According to the American Sleep Association, 10% of adults in the United States suffer from bruxism. If you have never heard of bruxism, the medical name itself may confuse you. Simply put, it means grinding or clenching teeth.
This situation is not just an occasional clench or temporary pressure-related clench. Patients with bruxism gnash their teeth while sleeping or awake. In the mildest case, bruxism may not affect the patient’s daily life or health. However, moderate to severe bruxism can cause headaches, jaw problems, enamel wear, facial pain, sleep disturbances, and tooth loss or damage.
Dentists and doctors do not know the cause of bruxism, but they can treat it. Treatment requires a professional (dentist or doctor) to confirm the diagnosis. If you think you may have bruxism, you need to be evaluated. In addition to looking for specific symptoms and signs, the dentist will also ask about risk factors. Look at the main factors that may increase the risk of bruxism.
Patients with family members suffering from this disease often also suffer from this disease themselves. Genetics is not just the cause of some medical conditions and health problems.

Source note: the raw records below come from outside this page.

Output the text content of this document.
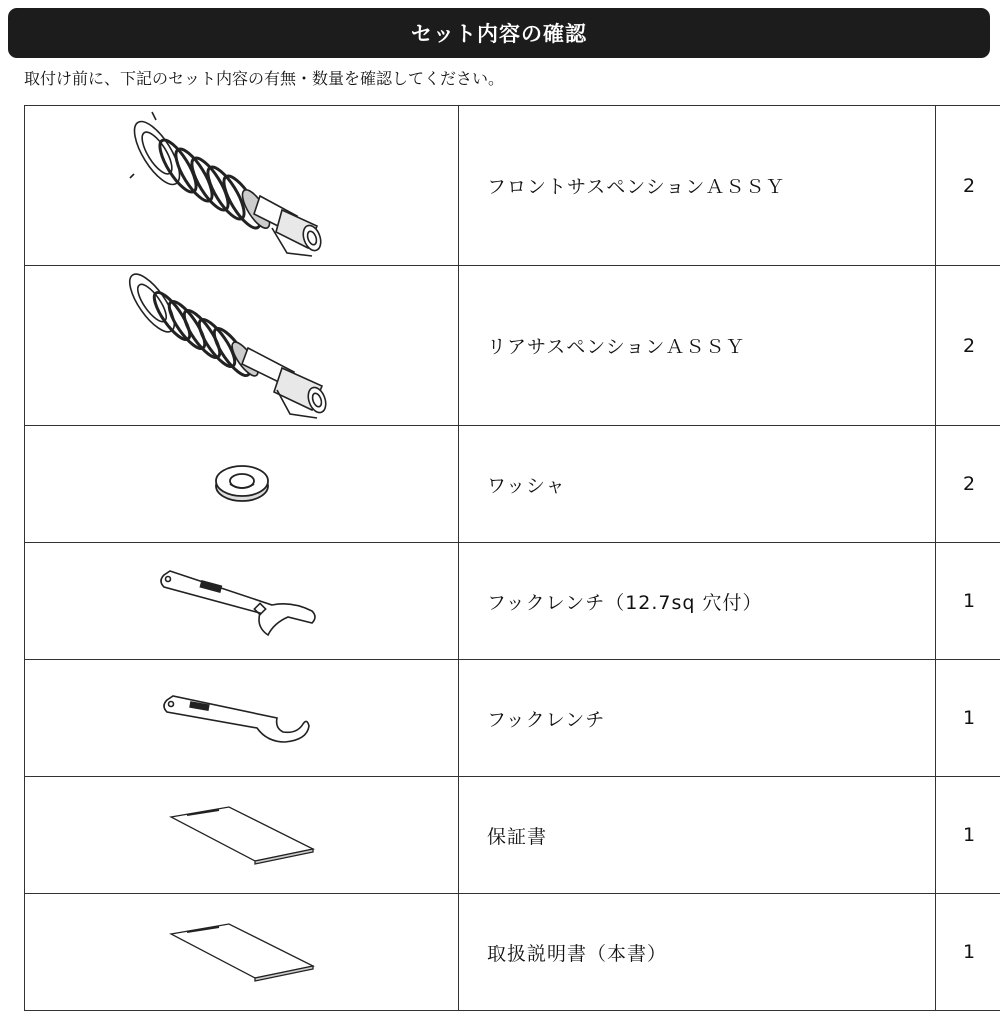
セット内容の確認
取付け前に、下記のセット内容の有無・数量を確認してください。
	フロントサスペンションＡＳＳＹ	2

	リアサスペンションＡＳＳＹ	2

	ワッシャ	2

	フックレンチ（12.7sq 穴付）	1

	フックレンチ	1

	保証書	1

	取扱説明書（本書）	1
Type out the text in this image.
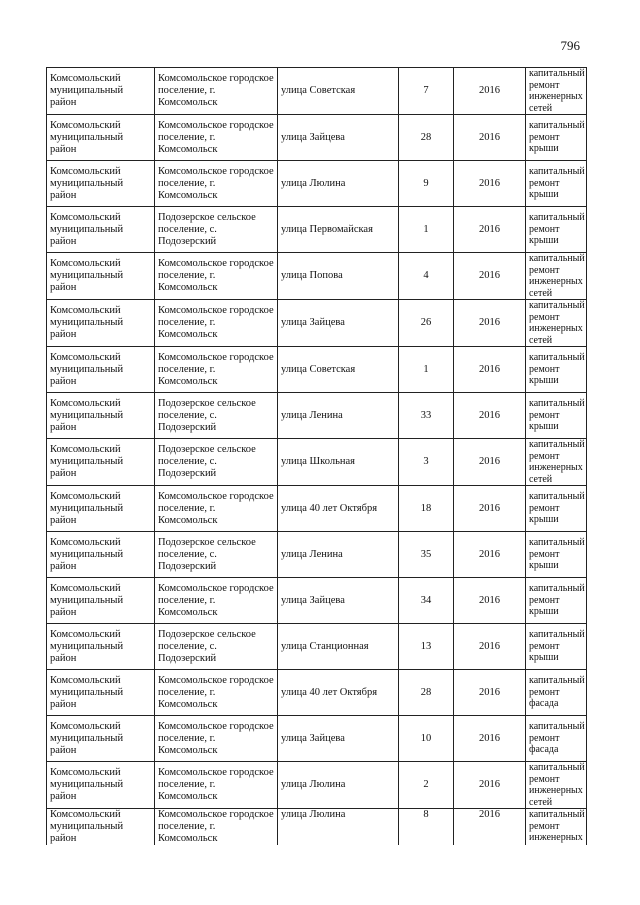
796
Комсомольский муниципальный район	Комсомольское городское поселение, г. Комсомольск	улица Советская	7	2016	капитальный ремонт инженерных сетей
Комсомольский муниципальный район	Комсомольское городское поселение, г. Комсомольск	улица Зайцева	28	2016	капитальный ремонт крыши
Комсомольский муниципальный район	Комсомольское городское поселение, г. Комсомольск	улица Люлина	9	2016	капитальный ремонт крыши
Комсомольский муниципальный район	Подозерское сельское поселение, с. Подозерский	улица Первомайская	1	2016	капитальный ремонт крыши
Комсомольский муниципальный район	Комсомольское городское поселение, г. Комсомольск	улица Попова	4	2016	капитальный ремонт инженерных сетей
Комсомольский муниципальный район	Комсомольское городское поселение, г. Комсомольск	улица Зайцева	26	2016	капитальный ремонт инженерных сетей
Комсомольский муниципальный район	Комсомольское городское поселение, г. Комсомольск	улица Советская	1	2016	капитальный ремонт крыши
Комсомольский муниципальный район	Подозерское сельское поселение, с. Подозерский	улица Ленина	33	2016	капитальный ремонт крыши
Комсомольский муниципальный район	Подозерское сельское поселение, с. Подозерский	улица Школьная	3	2016	капитальный ремонт инженерных сетей
Комсомольский муниципальный район	Комсомольское городское поселение, г. Комсомольск	улица 40 лет Октября	18	2016	капитальный ремонт крыши
Комсомольский муниципальный район	Подозерское сельское поселение, с. Подозерский	улица Ленина	35	2016	капитальный ремонт крыши
Комсомольский муниципальный район	Комсомольское городское поселение, г. Комсомольск	улица Зайцева	34	2016	капитальный ремонт крыши
Комсомольский муниципальный район	Подозерское сельское поселение, с. Подозерский	улица Станционная	13	2016	капитальный ремонт крыши
Комсомольский муниципальный район	Комсомольское городское поселение, г. Комсомольск	улица 40 лет Октября	28	2016	капитальный ремонт фасада
Комсомольский муниципальный район	Комсомольское городское поселение, г. Комсомольск	улица Зайцева	10	2016	капитальный ремонт фасада
Комсомольский муниципальный район	Комсомольское городское поселение, г. Комсомольск	улица Люлина	2	2016	капитальный ремонт инженерных сетей
Комсомольский муниципальный район	Комсомольское городское поселение, г. Комсомольск	улица Люлина	8	2016	капитальный ремонт инженерных
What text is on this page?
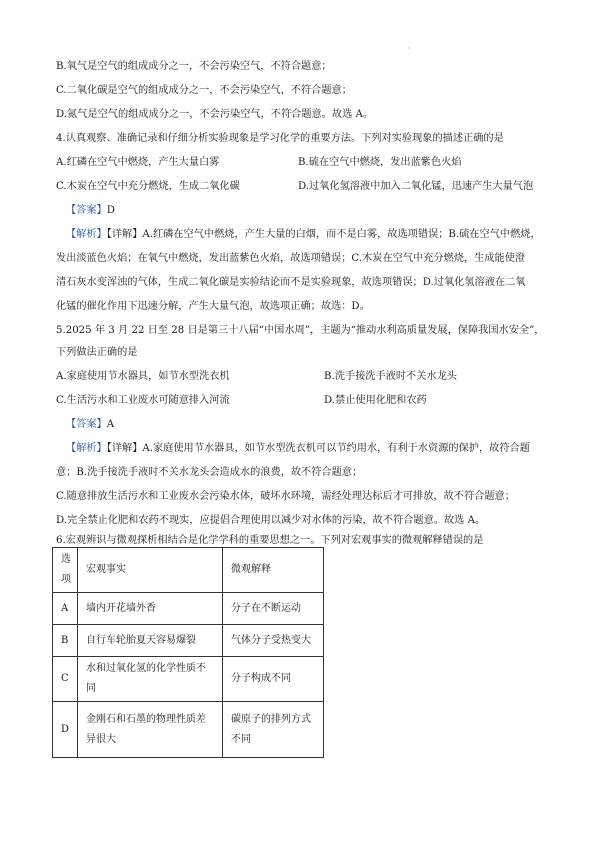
·
B.氧气是空气的组成成分之一，不会污染空气，不符合题意；
C.二氧化碳是空气的组成成分之一，不会污染空气，不符合题意；
D.氮气是空气的组成成分之一，不会污染空气，不符合题意。故选 A。
4.认真观察、准确记录和仔细分析实验现象是学习化学的重要方法。下列对实验现象的描述正确的是
A.红磷在空气中燃烧，产生大量白雾	B.硫在空气中燃烧，发出蓝紫色火焰
C.木炭在空气中充分燃烧，生成二氧化碳	D.过氧化氢溶液中加入二氧化锰，迅速产生大量气泡
【答案】D
【解析】【详解】A.红磷在空气中燃烧，产生大量的白烟，而不是白雾，故选项错误；B.硫在空气中燃烧，
发出淡蓝色火焰；在氧气中燃烧，发出蓝紫色火焰，故选项错误；C.木炭在空气中充分燃烧，生成能使澄
清石灰水变浑浊的气体，生成二氧化碳是实验结论而不是实验现象，故选项错误；D.过氧化氢溶液在二氧
化锰的催化作用下迅速分解，产生大量气泡，故选项正确；故选：D。
5.2025 年 3 月 22 日至 28 日是第三十八届“中国水周”，主题为“推动水利高质量发展，保障我国水安全”，
下列做法正确的是
A.家庭使用节水器具，如节水型洗衣机	B.洗手接洗手液时不关水龙头
C.生活污水和工业废水可随意排入河流	D.禁止使用化肥和农药
【答案】A
【解析】【详解】A.家庭使用节水器具，如节水型洗衣机可以节约用水，有利于水资源的保护，故符合题
意；B.洗手接洗手液时不关水龙头会造成水的浪费，故不符合题意；
C.随意排放生活污水和工业废水会污染水体，破坏水环境，需经处理达标后才可排放，故不符合题意；
D.完全禁止化肥和农药不现实，应提倡合理使用以减少对水体的污染，故不符合题意。故选 A。
6.宏观辨识与微观探析相结合是化学学科的重要思想之一。下列对宏观事实的微观解释错误的是
选项	宏观事实	微观解释
A	墙内开花墙外香	分子在不断运动
B	自行车轮胎夏天容易爆裂	气体分子受热变大
C	水和过氧化氢的化学性质不同	分子构成不同
D	金刚石和石墨的物理性质差异很大	碳原子的排列方式不同
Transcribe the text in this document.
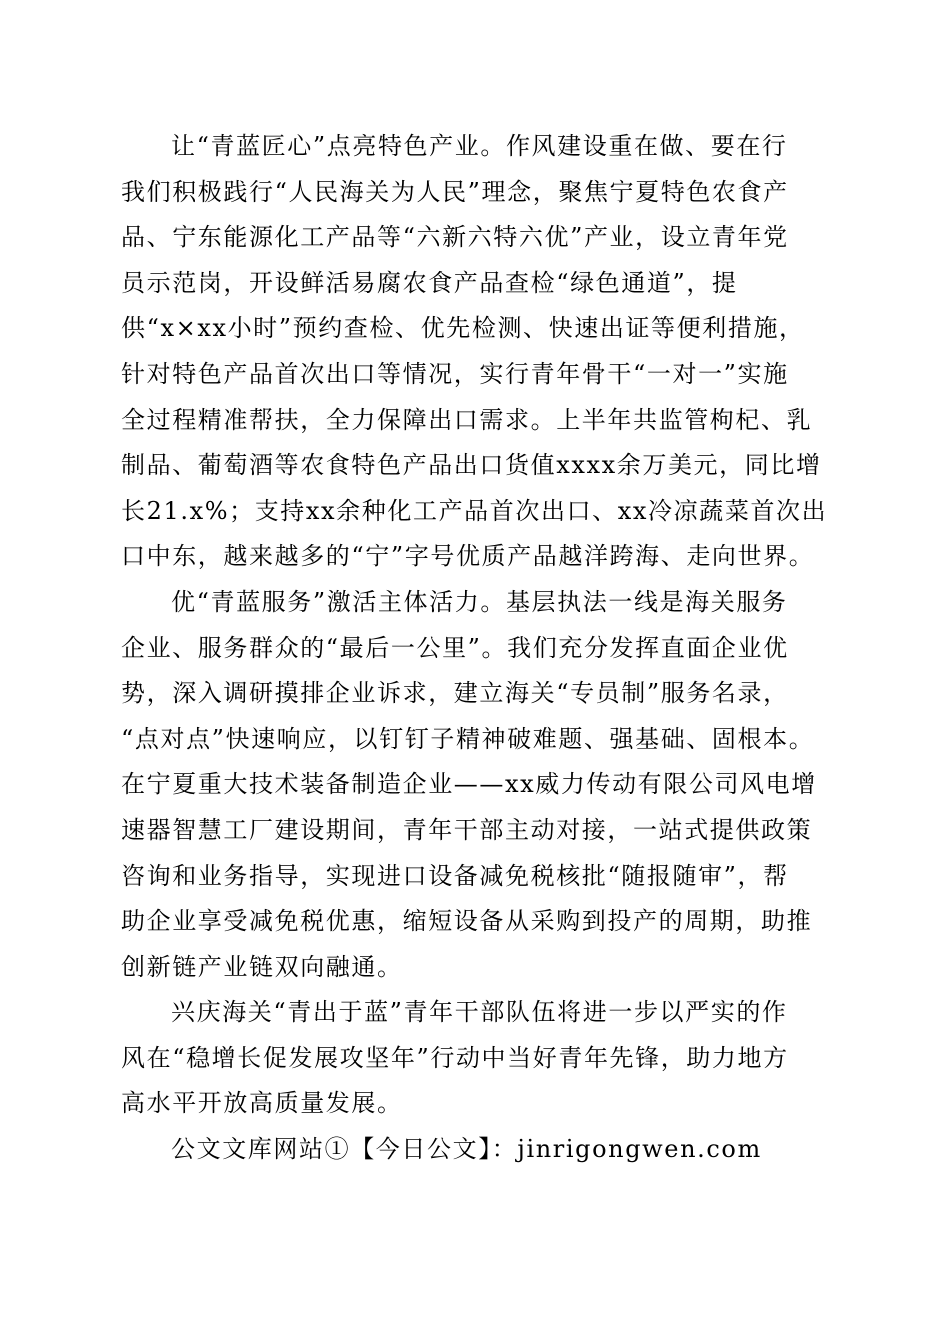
让“青蓝匠心”点亮特色产业。作风建设重在做、要在行
我们积极践行“人民海关为人民”理念，聚焦宁夏特色农食产
品、宁东能源化工产品等“六新六特六优”产业，设立青年党
员示范岗，开设鲜活易腐农食产品查检“绿色通道”，提
供“x×xx小时”预约查检、优先检测、快速出证等便利措施，
针对特色产品首次出口等情况，实行青年骨干“一对一”实施
全过程精准帮扶，全力保障出口需求。上半年共监管枸杞、乳
制品、葡萄酒等农食特色产品出口货值xxxx余万美元，同比增
长21.x%；支持xx余种化工产品首次出口、xx冷凉蔬菜首次出
口中东，越来越多的“宁”字号优质产品越洋跨海、走向世界。
优“青蓝服务”激活主体活力。基层执法一线是海关服务
企业、服务群众的“最后一公里”。我们充分发挥直面企业优
势，深入调研摸排企业诉求，建立海关“专员制”服务名录，
“点对点”快速响应，以钉钉子精神破难题、强基础、固根本。
在宁夏重大技术装备制造企业——xx威力传动有限公司风电增
速器智慧工厂建设期间，青年干部主动对接，一站式提供政策
咨询和业务指导，实现进口设备减免税核批“随报随审”，帮
助企业享受减免税优惠，缩短设备从采购到投产的周期，助推
创新链产业链双向融通。
兴庆海关“青出于蓝”青年干部队伍将进一步以严实的作
风在“稳增长促发展攻坚年”行动中当好青年先锋，助力地方
高水平开放高质量发展。
公文文库网站①【今日公文】：jinrigongwen.com
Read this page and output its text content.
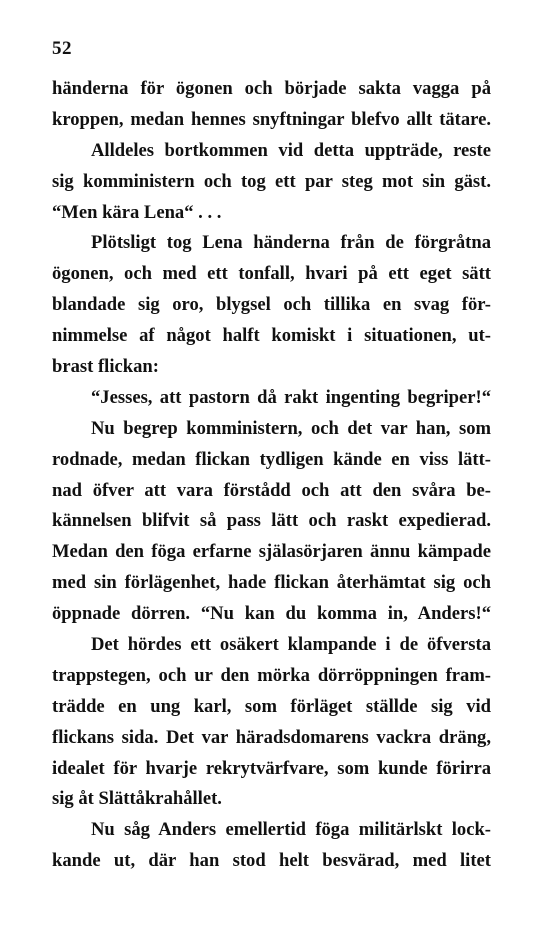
52
händerna för ögonen och började sakta vagga på
kroppen, medan hennes snyftningar blefvo allt tätare.
Alldeles bortkommen vid detta uppträde, reste
sig komministern och tog ett par steg mot sin gäst.
“Men kära Lena“ . . .
Plötsligt tog Lena händerna från de förgråtna
ögonen, och med ett tonfall, hvari på ett eget sätt
blandade sig oro, blygsel och tillika en svag för-
nimmelse af något halft komiskt i situationen, ut-
brast flickan:
“Jesses, att pastorn då rakt ingenting begriper!“
Nu begrep komministern, och det var han, som
rodnade, medan flickan tydligen kände en viss lätt-
nad öfver att vara förstådd och att den svåra be-
kännelsen blifvit så pass lätt och raskt expedierad.
Medan den föga erfarne själasörjaren ännu kämpade
med sin förlägenhet, hade flickan återhämtat sig och
öppnade dörren. “Nu kan du komma in, Anders!“
Det hördes ett osäkert klampande i de öfversta
trappstegen, och ur den mörka dörröppningen fram-
trädde en ung karl, som förläget ställde sig vid
flickans sida. Det var häradsdomarens vackra dräng,
idealet för hvarje rekrytvärfvare, som kunde förirra
sig åt Slättåkrahållet.
Nu såg Anders emellertid föga militärlskt lock-
kande ut, där han stod helt besvärad, med litet
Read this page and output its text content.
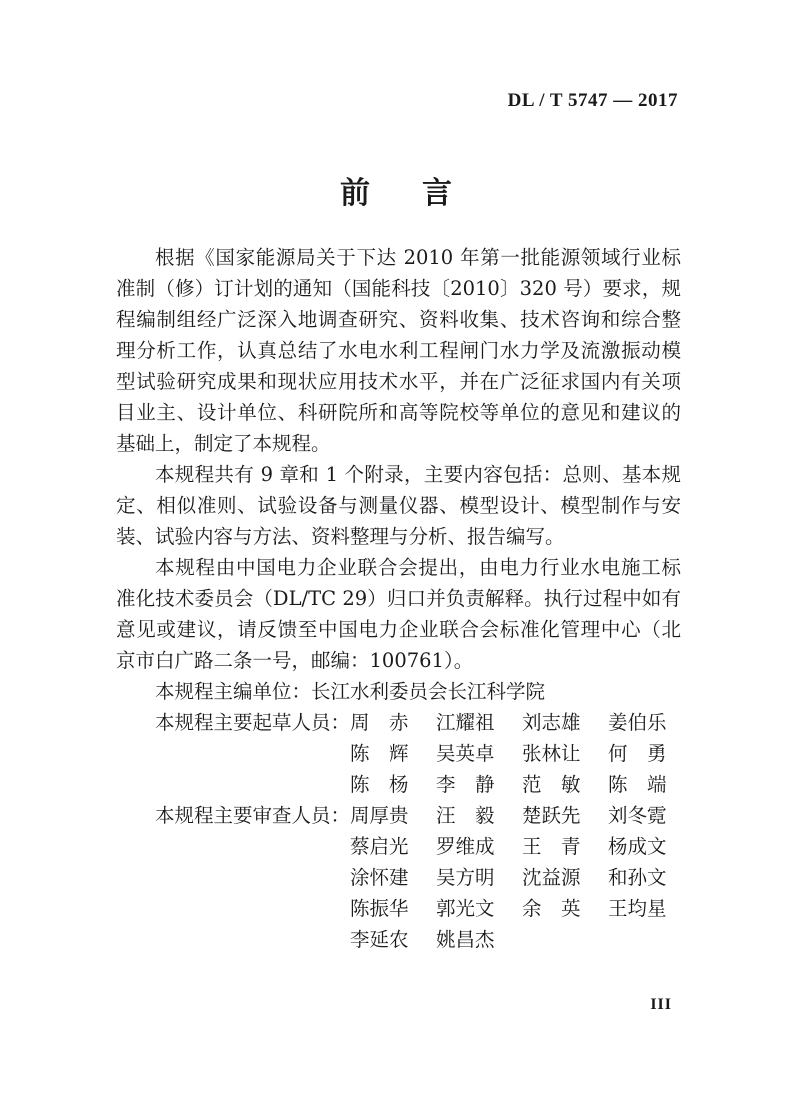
DL / T 5747 — 2017
前言

根据《国家能源局关于下达 2010 年第一批能源领域行业标准制（修）订计划的通知（国能科技〔2010〕320 号）要求，规程编制组经广泛深入地调查研究、资料收集、技术咨询和综合整理分析工作，认真总结了水电水利工程闸门水力学及流激振动模型试验研究成果和现状应用技术水平，并在广泛征求国内有关项目业主、设计单位、科研院所和高等院校等单位的意见和建议的基础上，制定了本规程。

本规程共有 9 章和 1 个附录，主要内容包括：总则、基本规定、相似准则、试验设备与测量仪器、模型设计、模型制作与安装、试验内容与方法、资料整理与分析、报告编写。

本规程由中国电力企业联合会提出，由电力行业水电施工标准化技术委员会（DL/TC 29）归口并负责解释。执行过程中如有意见或建议，请反馈至中国电力企业联合会标准化管理中心（北京市白广路二条一号，邮编：100761）。

本规程主编单位：长江水利委员会长江科学院

本规程主要起草人员： 周　赤	江耀祖	刘志雄	姜伯乐
陈　辉	吴英卓	张林让	何　勇
陈　杨	李　静	范　敏	陈　端
本规程主要审查人员： 周厚贵	汪　毅	楚跃先	刘冬霓
蔡启光	罗维成	王　青	杨成文
涂怀建	吴方明	沈益源	和孙文
陈振华	郭光文	余　英	王均星
李延农	姚昌杰
III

Your parents, grandparents, and the rest of the family tree provide the cornerstone for who you are. From the colour of your eyes to whether you grind your teeth, genes provide a way to pass traits from generation to generation.
However, not all health-related problems are related to genes. With this in mind, the researchers tested the idea that bruxism is a genetic disease. A literature review published in the journal Oral Rehabilitation showed that after reviewing recent studies on bruxism and heredity, this condition does have a family inheritance.
What does this mean for you? If one or both of your parents are teeth grinders and bitters, you may also have this problem.
The side effects of prescription drugs go far beyond headaches, stomach problems and skin rashes. Some medications, mainly antidepressants, increase the risk of bruxism. It is well known that common antidepressants such as paroxetine, Zoloft and Prozac can cause bruxism in some patients.
Even if teeth clenching or grinding are related to the use of antidepressant drugs, if your doctor thinks these drugs are beneficial and have medical indications, this side effect should not affect your use of these drugs. Depression is a serious illness that requires treatment.
If you develop drug-related bruxism, your doctor and dentist can work together to come up with an acceptable plan to reduce your facial pain while still treating your depression symptoms.
In addition to prescription drugs, substances such as alcohol, tobacco, and caffeine can also increase (or worsen) the risk of bruxism.
This does not mean that the use of these substances will cause teeth to grind and clench. However, studies have pointed out that there is a correlation between the use of these substances and the movement of teeth.
Your mental state may cause you to gnash your teeth. Stress and anxiety are common risk factors that increase the likelihood of bruxism. Your mental state itself is not the cause of the grind. On the contrary, the way you deal with excessive stress may be the culprit in this situation.
In addition to stress and anxiety, anger and depression can also cause bruxism. Although anxious or angry mental states increase the risk of illness, the resulting teeth grinding and clenching are usually temporary problems. Learning how to deal with stress or eliminating stressors can also make bruxism go away.